Rival Coke has had much better luck with its bottling partners, having taken an early decision to concentrate on joint ventures with partners such as state-owned giant COFCO, as well as Swire Pacific, a Hong Kong-based firm with long-term relationships in China (Coke maintains major equity positions in these joint ventures).
That strategy paid off. Coke now has distribution in almost every province and beverage volume rose 11% in the third quarter. Juice volumes grew faster at 19%, thanks to the continued strength of its Minute Maid Pulpy brand. The orange juice drink has been a major success, becoming Coke’s first “emerging market” brand to surpass $1 billion in sales.
Pepsi has other challenges in China says Doug Young, a former China news chief at Reuters, who wrote ths month that the Pepsi name is poorly recognised due to ineffective marketing.
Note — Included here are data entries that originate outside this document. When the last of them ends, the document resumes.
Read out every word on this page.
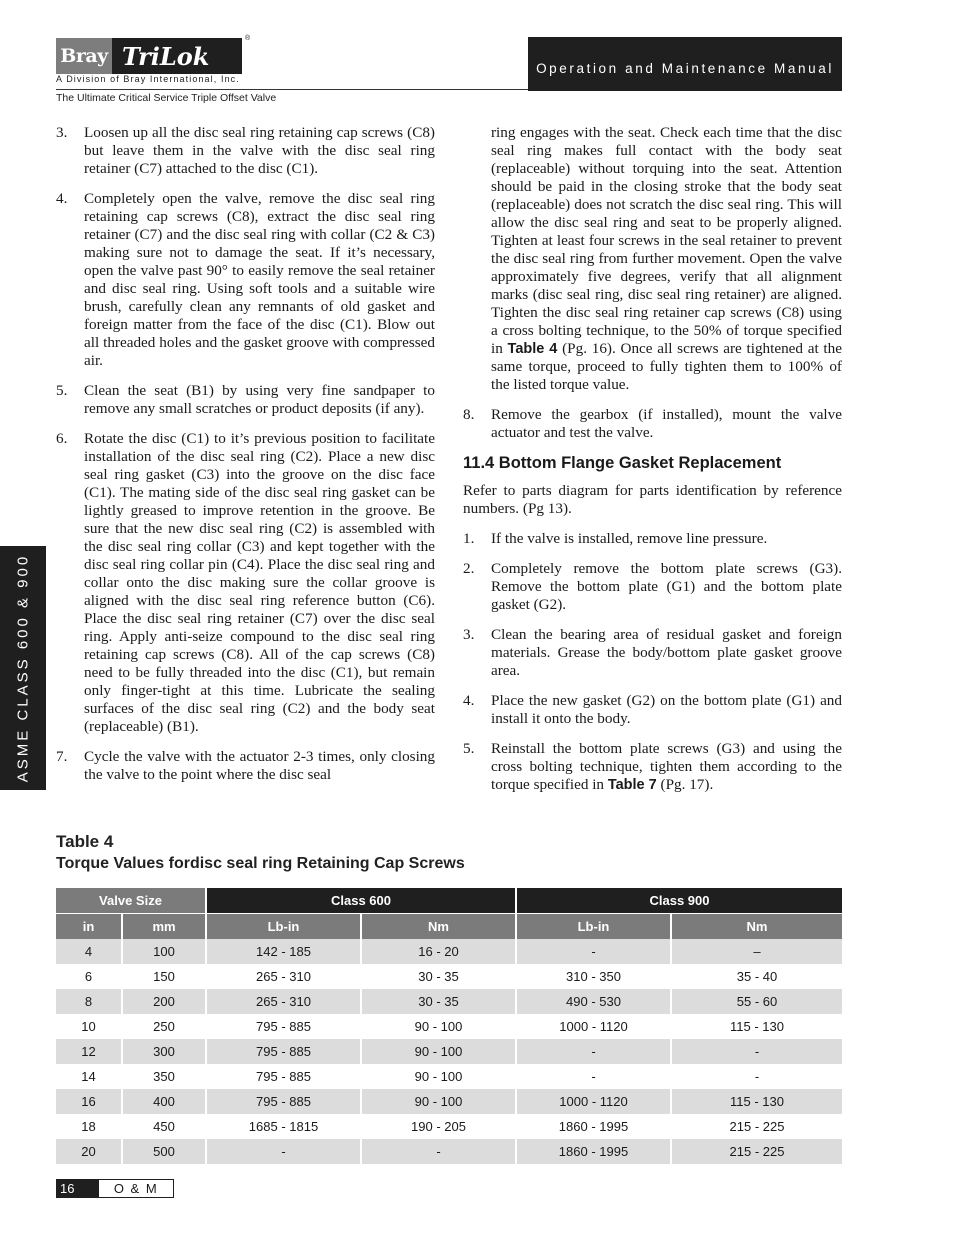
Bray TriLok
®
A Division of Bray International, Inc.
The Ultimate Critical Service Triple Offset Valve
Operation and Maintenance Manual
ASME CLASS 600 & 900
3.	Loosen up all the disc seal ring retaining cap screws (C8) but leave them in the valve with the disc seal ring retainer (C7) attached to the disc (C1).
4.	Completely open the valve, remove the disc seal ring retaining cap screws (C8), extract the disc seal ring retainer (C7) and the disc seal ring with collar (C2 & C3) making sure not to damage the seat. If it’s necessary, open the valve past 90° to easily remove the seal retainer and disc seal ring. Using soft tools and a suitable wire brush, carefully clean any remnants of old gasket and foreign matter from the face of the disc (C1). Blow out all threaded holes and the gasket groove with compressed air.
5.	Clean the seat (B1) by using very fine sandpaper to remove any small scratches or product deposits (if any).
6.	Rotate the disc (C1) to it’s previous position to facilitate installation of the disc seal ring (C2). Place a new disc seal ring gasket (C3) into the groove on the disc face (C1). The mating side of the disc seal ring gasket can be lightly greased to improve retention in the groove. Be sure that the new disc seal ring (C2) is assembled with the disc seal ring collar (C3) and kept together with the disc seal ring collar pin (C4). Place the disc seal ring and collar onto the disc making sure the collar groove is aligned with the disc seal ring reference button (C6). Place the disc seal ring retainer (C7) over the disc seal ring. Apply anti-seize compound to the disc seal ring retaining cap screws (C8). All of the cap screws (C8) need to be fully threaded into the disc (C1), but remain only finger-tight at this time. Lubricate the sealing surfaces of the disc seal ring (C2) and the body seat (replaceable) (B1).
7.	Cycle the valve with the actuator 2-3 times, only closing the valve to the point where the disc seal
ring engages with the seat. Check each time that the disc seal ring makes full contact with the body seat (replaceable) without torquing into the seat. Attention should be paid in the closing stroke that the body seat (replaceable) does not scratch the disc seal ring. This will allow the disc seal ring and seat to be properly aligned. Tighten at least four screws in the seal retainer to prevent the disc seal ring from further movement. Open the valve approximately five degrees, verify that all alignment marks (disc seal ring, disc seal ring retainer) are aligned. Tighten the disc seal ring retainer cap screws (C8) using a cross bolting technique, to the 50% of torque specified in Table 4 (Pg. 16). Once all screws are tightened at the same torque, proceed to fully tighten them to 100% of the listed torque value.
8.	Remove the gearbox (if installed), mount the valve actuator and test the valve.
11.4 Bottom Flange Gasket Replacement
Refer to parts diagram for parts identification by reference numbers. (Pg 13).
1.	If the valve is installed, remove line pressure.
2.	Completely remove the bottom plate screws (G3). Remove the bottom plate (G1) and the bottom plate gasket (G2).
3.	Clean the bearing area of residual gasket and foreign materials. Grease the body/bottom plate gasket groove area.
4.	Place the new gasket (G2) on the bottom plate (G1) and install it onto the body.
5.	Reinstall the bottom plate screws (G3) and using the cross bolting technique, tighten them according to the torque specified in Table 7 (Pg. 17).
Table 4
Torque Values fordisc seal ring Retaining Cap Screws
Valve Size		Class 600		Class 900	
in	mm	Lb-in	Nm	Lb-in	Nm
4	100	142 - 185	16 - 20	-	–
6	150	265 - 310	30 - 35	310 - 350	35 - 40
8	200	265 - 310	30 - 35	490 - 530	55 - 60
10	250	795 - 885	90 - 100	1000 - 1120	115 - 130
12	300	795 - 885	90 - 100	-	-
14	350	795 - 885	90 - 100	-	-
16	400	795 - 885	90 - 100	1000 - 1120	115 - 130
18	450	1685 - 1815	190 - 205	1860 - 1995	215 - 225
20	500	-	-	1860 - 1995	215 - 225
16	O & M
Its main juice drink brand, Tropicana, is also a “relative unknown,” Young warned in his industry blog. “Pepsi needs to grasp the importance of marketing in China… otherwise this latest tie-up with Tingyi could end up as hollow as an empty bowl of noodles.”
Pepsi boss Nooyi will be hoping too that the new partnership works out much more positively, although the proposed deal now has to negotiate China’s anti-monopoly legislation.
The combination of the two companies is also bound to raise concerns among competitors, with one analyst telling CBN that the deal may not get the required approvals.
Apparently, the combination of “a Taiwanese firm and an American company” might not bode well in Beijing, either.